Lui ha chiesto alla donna di lasciarlo solo con la piccola Aryana per potersi conoscere meglio. La mattina dopo, la bimba era in fin di vita

Aryana Smyth aveva appena due anni quando è stata violentata e picchiata violentemente dal compagno della madre. Nonostante la corsa in ospedale e quel filo di speranza attaccato a una macchina che la teneva in vita, la piccola non ce l’ha fatta. È stato il papà, Robert Smyth Jr, distrutto dal dolore, a decidere di staccare la spina di fronte alle condizioni disperate della sua bimba.

Ora quel padre ha dovuto rivivere quei momenti straziante in un’aula di tribunale, dove l’uomo accusato della morte della figlia, il 25enne Michael Disporto, deve essere giudicato con l’accusa di omicidio.

La madre della piccola, Amber Bobo, è già in carcere, a scontare la sua pena per non aver soccorso la sua bambina che moriva. Non ha chiamato i soccorsi, Amber, nonostante davanti ai suoi occhi si stesse consumando la morte della sua piccola Aryana. Quando finalmente si è decisa a chiamare un’ambulanza, le condizioni la salute della bimba era estremamente compromessa.

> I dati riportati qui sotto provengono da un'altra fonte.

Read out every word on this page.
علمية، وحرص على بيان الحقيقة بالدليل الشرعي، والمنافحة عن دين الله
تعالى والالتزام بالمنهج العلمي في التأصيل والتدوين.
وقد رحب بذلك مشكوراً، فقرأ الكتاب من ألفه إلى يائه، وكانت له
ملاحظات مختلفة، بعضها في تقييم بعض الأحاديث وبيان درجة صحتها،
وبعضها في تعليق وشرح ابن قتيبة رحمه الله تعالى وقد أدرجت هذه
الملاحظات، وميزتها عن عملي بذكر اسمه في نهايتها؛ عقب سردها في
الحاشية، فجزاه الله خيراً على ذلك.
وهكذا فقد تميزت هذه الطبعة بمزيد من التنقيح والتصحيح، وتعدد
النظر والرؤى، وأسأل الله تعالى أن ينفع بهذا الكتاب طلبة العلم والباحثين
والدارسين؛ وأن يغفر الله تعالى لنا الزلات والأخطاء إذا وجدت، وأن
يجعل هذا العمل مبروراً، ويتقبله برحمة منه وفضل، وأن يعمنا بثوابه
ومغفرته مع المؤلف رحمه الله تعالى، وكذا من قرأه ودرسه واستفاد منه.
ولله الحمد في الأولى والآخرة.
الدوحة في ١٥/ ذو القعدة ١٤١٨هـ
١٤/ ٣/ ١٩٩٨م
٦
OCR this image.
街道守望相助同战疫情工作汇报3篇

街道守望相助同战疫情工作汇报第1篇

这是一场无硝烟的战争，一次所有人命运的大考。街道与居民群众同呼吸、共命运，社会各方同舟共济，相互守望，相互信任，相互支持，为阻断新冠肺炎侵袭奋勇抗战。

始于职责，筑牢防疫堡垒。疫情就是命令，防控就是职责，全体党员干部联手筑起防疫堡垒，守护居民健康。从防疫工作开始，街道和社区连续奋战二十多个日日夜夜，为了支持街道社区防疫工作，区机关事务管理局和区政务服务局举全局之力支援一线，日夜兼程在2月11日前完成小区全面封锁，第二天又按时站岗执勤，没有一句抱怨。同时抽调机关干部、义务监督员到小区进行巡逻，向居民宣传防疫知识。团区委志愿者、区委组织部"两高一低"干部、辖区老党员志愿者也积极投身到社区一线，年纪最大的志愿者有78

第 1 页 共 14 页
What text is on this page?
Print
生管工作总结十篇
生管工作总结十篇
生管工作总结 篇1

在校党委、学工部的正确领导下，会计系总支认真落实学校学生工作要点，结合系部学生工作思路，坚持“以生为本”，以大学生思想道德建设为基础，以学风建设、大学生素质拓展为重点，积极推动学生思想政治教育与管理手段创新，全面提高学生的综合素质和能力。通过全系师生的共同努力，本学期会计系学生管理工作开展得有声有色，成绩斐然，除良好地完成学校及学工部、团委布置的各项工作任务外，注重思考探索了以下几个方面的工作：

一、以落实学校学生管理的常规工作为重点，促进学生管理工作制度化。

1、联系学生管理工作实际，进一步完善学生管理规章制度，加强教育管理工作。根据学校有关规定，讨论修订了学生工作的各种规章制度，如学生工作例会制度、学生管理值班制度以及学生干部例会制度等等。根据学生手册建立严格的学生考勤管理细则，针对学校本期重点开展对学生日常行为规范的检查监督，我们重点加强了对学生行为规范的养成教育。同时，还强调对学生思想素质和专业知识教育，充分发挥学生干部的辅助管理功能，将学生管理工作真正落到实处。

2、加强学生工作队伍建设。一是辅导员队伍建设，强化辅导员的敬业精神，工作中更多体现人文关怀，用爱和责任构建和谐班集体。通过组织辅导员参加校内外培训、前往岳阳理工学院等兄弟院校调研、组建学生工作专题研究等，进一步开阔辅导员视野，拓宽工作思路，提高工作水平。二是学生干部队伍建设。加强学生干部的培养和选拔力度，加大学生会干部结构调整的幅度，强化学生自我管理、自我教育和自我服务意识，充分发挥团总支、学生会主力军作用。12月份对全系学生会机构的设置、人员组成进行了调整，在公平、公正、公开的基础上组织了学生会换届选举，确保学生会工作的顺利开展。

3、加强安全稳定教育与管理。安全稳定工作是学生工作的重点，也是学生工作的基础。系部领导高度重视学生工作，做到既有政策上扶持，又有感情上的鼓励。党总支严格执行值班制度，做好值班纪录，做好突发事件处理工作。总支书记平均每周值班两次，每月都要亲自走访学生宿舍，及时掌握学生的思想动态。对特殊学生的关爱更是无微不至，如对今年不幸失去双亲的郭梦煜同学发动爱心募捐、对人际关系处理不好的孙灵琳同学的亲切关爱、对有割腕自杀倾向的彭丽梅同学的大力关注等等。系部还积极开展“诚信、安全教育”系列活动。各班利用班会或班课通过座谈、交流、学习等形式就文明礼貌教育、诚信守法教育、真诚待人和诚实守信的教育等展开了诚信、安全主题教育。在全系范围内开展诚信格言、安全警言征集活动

Nonostante i medici abbiamo tentanto in tutti i modi di salvarla, per la piccola Aryana non c’erano speranze. Per questo il papà ha dovuto compiere quel gesto estremo: “L’ho baciata e le ho detto che l’amavo”, ha riferito l’uomo ai media britannici ancora distrutto dalla morte della bimba. “Ho dovuto staccare mia figlia dalla macchina che la teneva in vita”, ha aggiunto.

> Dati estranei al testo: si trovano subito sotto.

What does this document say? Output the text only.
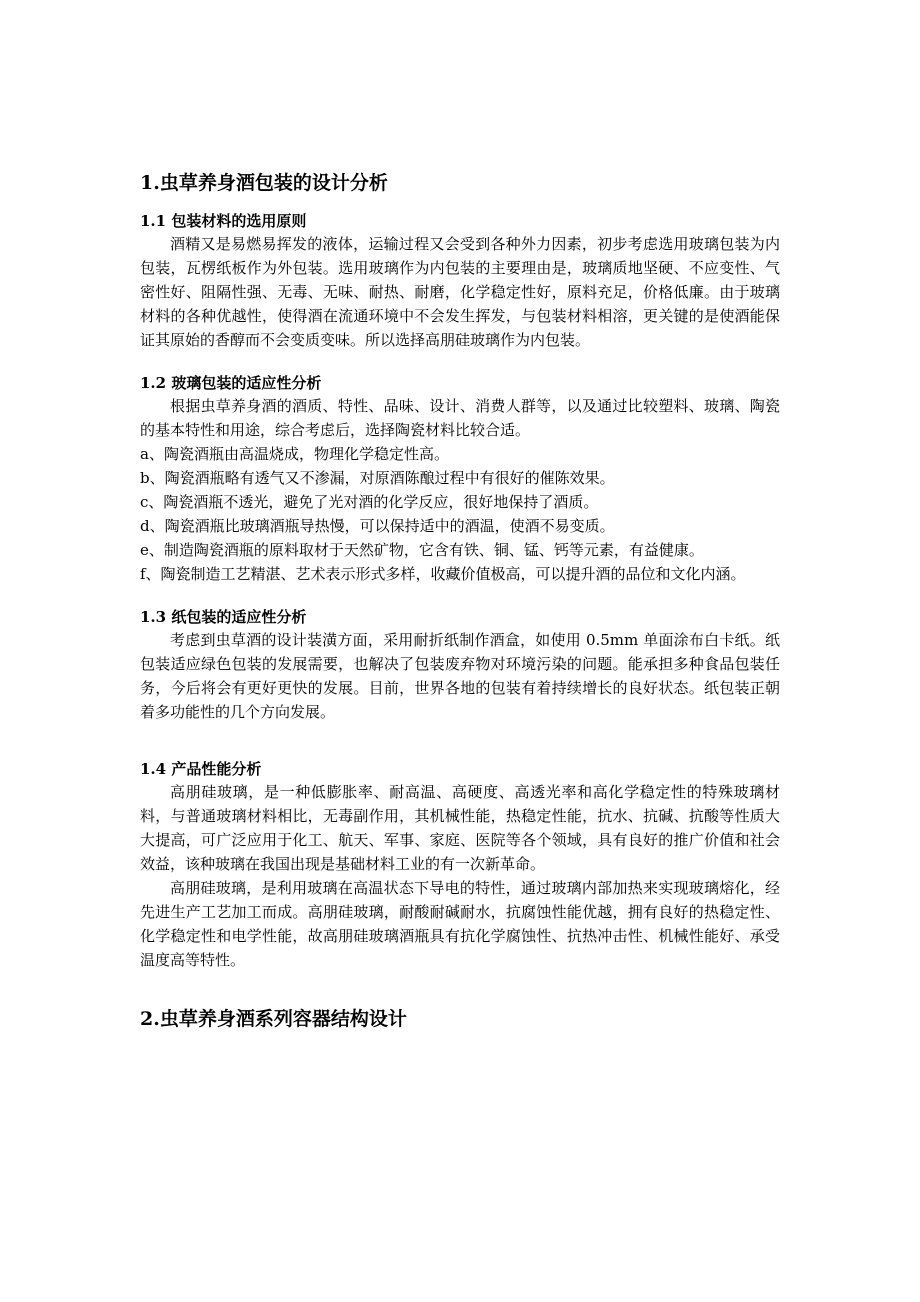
1.虫草养身酒包装的设计分析
1.1 包装材料的选用原则

酒精又是易燃易挥发的液体，运输过程又会受到各种外力因素，初步考虑选用玻璃包装为内包装，瓦楞纸板作为外包装。选用玻璃作为内包装的主要理由是，玻璃质地坚硬、不应变性、气密性好、阻隔性强、无毒、无味、耐热、耐磨，化学稳定性好，原料充足，价格低廉。由于玻璃材料的各种优越性，使得酒在流通环境中不会发生挥发，与包装材料相溶，更关键的是使酒能保证其原始的香醇而不会变质变味。所以选择高朋硅玻璃作为内包装。

1.2 玻璃包装的适应性分析

根据虫草养身酒的酒质、特性、品味、设计、消费人群等，以及通过比较塑料、玻璃、陶瓷的基本特性和用途，综合考虑后，选择陶瓷材料比较合适。

a、陶瓷酒瓶由高温烧成，物理化学稳定性高。

b、陶瓷酒瓶略有透气又不渗漏，对原酒陈酿过程中有很好的催陈效果。

c、陶瓷酒瓶不透光，避免了光对酒的化学反应，很好地保持了酒质。

d、陶瓷酒瓶比玻璃酒瓶导热慢，可以保持适中的酒温，使酒不易变质。

e、制造陶瓷酒瓶的原料取材于天然矿物，它含有铁、铜、锰、钙等元素，有益健康。

f、陶瓷制造工艺精湛、艺术表示形式多样，收藏价值极高，可以提升酒的品位和文化内涵。

1.3 纸包装的适应性分析

考虑到虫草酒的设计装潢方面，采用耐折纸制作酒盒，如使用 0.5mm 单面涂布白卡纸。纸包装适应绿色包装的发展需要，也解决了包装废弃物对环境污染的问题。能承担多种食品包装任务，今后将会有更好更快的发展。目前，世界各地的包装有着持续增长的良好状态。纸包装正朝着多功能性的几个方向发展。

1.4 产品性能分析

高朋硅玻璃，是一种低膨胀率、耐高温、高硬度、高透光率和高化学稳定性的特殊玻璃材料，与普通玻璃材料相比，无毒副作用，其机械性能，热稳定性能，抗水、抗碱、抗酸等性质大大提高，可广泛应用于化工、航天、军事、家庭、医院等各个领域，具有良好的推广价值和社会效益，该种玻璃在我国出现是基础材料工业的有一次新革命。

高朋硅玻璃，是利用玻璃在高温状态下导电的特性，通过玻璃内部加热来实现玻璃熔化，经先进生产工艺加工而成。高朋硅玻璃，耐酸耐碱耐水，抗腐蚀性能优越，拥有良好的热稳定性、化学稳定性和电学性能，故高朋硅玻璃酒瓶具有抗化学腐蚀性、抗热冲击性、机械性能好、承受温度高等特性。

2.虫草养身酒系列容器结构设计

Il drammatico episodio risale a due anni fa. Amber e Robert si erano conosciuti da poco. Lui ha chiesto alla donna di poter conoscere Aryana e di lasciarli soli, in modo da poter approfondire quella conoscenza. La sua era tutta una tattica. Quel mostro aveva pianificato tutto: una volta rimasto solo con la bimba, l’aveva violentata e poi brutalmente picchiata. Quando Amber il giorno dopo ha visto la figlia ridotta in quello stato, ha chiesto all’uomo che cosa fosse successo e lui ha cercato di convincere la donna che la bimba si sarebbe ripresa.

Ma Aryana non si sarebbe più svegliata. Ora Michael Disporto sarà giudicato per quello che ha fatto e forse sarà fatta giustizia per quella morte innocente.